Comment by ar0
10 years ago
In fact, sandboxing the browser in a VM (which I think the author suggests, although he wants to go a more light-weight approach) with only limited file system access is what is done by many security-conscious enterprises such as banking. They usually embed Firefox in a Linux VM.
There is "Browser in the Box": http://www.sirrix.com/content/pages/BitBox_en.htm
And then there was also VMWare's Secure Browser Appliance (in 2005! although I cannot find any recent mentions of it): https://rcpmag.com/articles/2005/12/13/vmwares-secure-browse...
Taking this to a new level by implementing a sandbox tailor-made for this purpose might be a worthwhile approach. However, for it to be effective you will always need to inconvenience your users: As soon as the browser running in the sandbox has access to the full filesystem, you are back to where you started. And if the browser does not have full access to the filesystem (but e.g. only to a specific "Downloads" folder as in the current sandboxes) you inconvenience your users: E.g. for uploading files, you first need to copy them to the Downloads folder.

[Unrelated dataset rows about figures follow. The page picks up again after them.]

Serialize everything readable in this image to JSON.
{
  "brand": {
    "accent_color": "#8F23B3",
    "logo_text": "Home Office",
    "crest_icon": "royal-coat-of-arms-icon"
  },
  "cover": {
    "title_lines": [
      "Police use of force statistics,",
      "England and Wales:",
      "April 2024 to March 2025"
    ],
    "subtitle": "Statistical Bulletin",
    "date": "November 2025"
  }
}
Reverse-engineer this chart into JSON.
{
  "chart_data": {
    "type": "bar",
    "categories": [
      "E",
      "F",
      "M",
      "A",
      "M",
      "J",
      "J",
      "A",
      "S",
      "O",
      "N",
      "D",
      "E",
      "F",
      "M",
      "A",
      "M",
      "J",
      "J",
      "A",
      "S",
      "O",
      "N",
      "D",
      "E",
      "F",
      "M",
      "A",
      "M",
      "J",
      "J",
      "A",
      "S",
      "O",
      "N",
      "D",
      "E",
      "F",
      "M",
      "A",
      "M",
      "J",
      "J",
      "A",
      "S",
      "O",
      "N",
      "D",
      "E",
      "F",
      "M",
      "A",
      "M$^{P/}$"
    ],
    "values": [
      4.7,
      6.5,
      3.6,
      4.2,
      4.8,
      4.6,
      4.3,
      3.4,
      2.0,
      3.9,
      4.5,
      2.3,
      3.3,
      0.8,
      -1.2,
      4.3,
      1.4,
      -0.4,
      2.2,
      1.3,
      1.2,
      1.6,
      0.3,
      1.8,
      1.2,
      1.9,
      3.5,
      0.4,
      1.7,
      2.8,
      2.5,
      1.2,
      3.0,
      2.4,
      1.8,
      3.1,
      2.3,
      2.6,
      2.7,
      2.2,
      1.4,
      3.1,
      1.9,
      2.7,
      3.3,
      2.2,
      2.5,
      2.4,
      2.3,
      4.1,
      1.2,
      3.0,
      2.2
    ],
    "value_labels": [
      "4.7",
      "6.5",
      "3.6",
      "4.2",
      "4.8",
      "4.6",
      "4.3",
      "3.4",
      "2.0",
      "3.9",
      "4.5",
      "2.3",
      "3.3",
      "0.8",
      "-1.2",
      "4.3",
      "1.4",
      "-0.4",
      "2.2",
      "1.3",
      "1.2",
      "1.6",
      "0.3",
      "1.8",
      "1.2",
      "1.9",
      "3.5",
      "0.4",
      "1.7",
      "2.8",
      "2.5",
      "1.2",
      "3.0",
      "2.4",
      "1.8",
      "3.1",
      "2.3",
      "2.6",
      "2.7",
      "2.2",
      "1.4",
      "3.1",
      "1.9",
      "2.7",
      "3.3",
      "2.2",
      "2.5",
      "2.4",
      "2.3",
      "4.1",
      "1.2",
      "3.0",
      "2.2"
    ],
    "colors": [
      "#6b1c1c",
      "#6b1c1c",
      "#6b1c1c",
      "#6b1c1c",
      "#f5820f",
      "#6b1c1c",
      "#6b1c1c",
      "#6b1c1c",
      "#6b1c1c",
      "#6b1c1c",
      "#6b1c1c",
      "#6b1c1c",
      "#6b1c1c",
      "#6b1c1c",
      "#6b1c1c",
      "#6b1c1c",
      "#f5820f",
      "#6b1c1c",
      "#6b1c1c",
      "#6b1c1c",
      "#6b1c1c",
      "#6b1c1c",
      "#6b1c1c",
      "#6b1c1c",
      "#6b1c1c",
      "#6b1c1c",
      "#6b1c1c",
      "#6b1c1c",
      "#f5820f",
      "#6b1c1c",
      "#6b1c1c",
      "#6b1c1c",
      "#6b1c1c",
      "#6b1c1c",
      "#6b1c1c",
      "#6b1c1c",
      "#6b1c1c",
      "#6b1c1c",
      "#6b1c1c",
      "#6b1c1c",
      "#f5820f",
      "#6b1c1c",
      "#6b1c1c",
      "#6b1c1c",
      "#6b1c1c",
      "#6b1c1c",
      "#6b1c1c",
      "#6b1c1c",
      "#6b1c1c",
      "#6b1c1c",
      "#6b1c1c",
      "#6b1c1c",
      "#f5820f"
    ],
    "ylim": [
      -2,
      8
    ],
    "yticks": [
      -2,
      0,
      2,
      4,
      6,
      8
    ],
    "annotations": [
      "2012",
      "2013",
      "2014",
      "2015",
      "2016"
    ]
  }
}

> E.g. for uploading files, you first need to copy them to the Downloads folder.
No, you need a "portal" or "intent" or "capability" whatever you want to call it. Browser asks sandbox to ask user to select a file, and browser gets that file. Android has been able to do this for a while, but full sdcard access is so easy that everyone uses it instead. Flatpak nee xdg-app will do this.
This capability system is exactly how OS X's built-in sandbox works. Sandboxed apps don't have unrestricted access to the filesystem, but if they invoke the system-provided Open dialog, and the user selects a file, the application is granted access to that file (which it can persist, so it can continue to access that file in the future).